Kepala Negara juga meminta agar APBN 2023 difokuskan untuk menyelesaikan prioritas nasional, baik yang berkaitan dengan penurunan tengkes, penurunan kemiskinan ekstrem, ketahanan pangan, maupun juga agenda menjelang pemilu.

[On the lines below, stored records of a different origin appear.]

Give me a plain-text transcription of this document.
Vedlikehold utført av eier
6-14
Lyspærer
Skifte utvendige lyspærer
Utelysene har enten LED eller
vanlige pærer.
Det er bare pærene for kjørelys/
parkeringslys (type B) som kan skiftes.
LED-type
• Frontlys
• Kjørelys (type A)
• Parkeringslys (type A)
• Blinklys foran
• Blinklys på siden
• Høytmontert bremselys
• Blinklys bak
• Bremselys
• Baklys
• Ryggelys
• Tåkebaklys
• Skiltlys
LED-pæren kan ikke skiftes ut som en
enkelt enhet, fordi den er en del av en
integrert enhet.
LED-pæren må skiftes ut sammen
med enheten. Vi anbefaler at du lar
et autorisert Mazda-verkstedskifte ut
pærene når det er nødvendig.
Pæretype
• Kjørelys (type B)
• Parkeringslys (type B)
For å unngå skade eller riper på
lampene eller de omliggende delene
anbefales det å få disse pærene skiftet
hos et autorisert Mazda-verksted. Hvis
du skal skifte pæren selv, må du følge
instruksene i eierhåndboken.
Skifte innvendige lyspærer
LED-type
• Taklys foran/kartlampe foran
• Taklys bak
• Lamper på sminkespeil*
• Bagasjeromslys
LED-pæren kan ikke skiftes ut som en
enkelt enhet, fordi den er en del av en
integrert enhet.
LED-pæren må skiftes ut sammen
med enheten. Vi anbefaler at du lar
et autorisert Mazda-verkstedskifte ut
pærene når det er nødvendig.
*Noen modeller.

Saat menyampaikan keterangan pers di Kantor Presiden seusai mengikuti sidang kabinet paripurna, Menteri Keuangan Sri Mulyani Indrawati mengungkapkan instruksi Kepala Negara. “Tadi instruksi dari Bapak Presiden, kita harus waspada. Optimistis tapi waspada. Optimistis karena pencapaian kita luar biasa pada tahun 2022. Waspada karena tahun 2023 sepertiga dari dunia akan mengalami resesi. Atau, 43 persen negara itu akan mengalami resesi menurut proyeksi IMF,” kata Sri Mulyani.
Pada kesempatan tersebut, Sri Mulyani menuturkan sejumlah strategi penggunaan Anggaran Pendapatan dan Belanja Negara (APBN) 2023. Pertama, belanja untuk ketahanan pangan sebesar Rp 104,2 triliun harus betul-betul dapat menjaga ketahanan dan stabilitas pangan.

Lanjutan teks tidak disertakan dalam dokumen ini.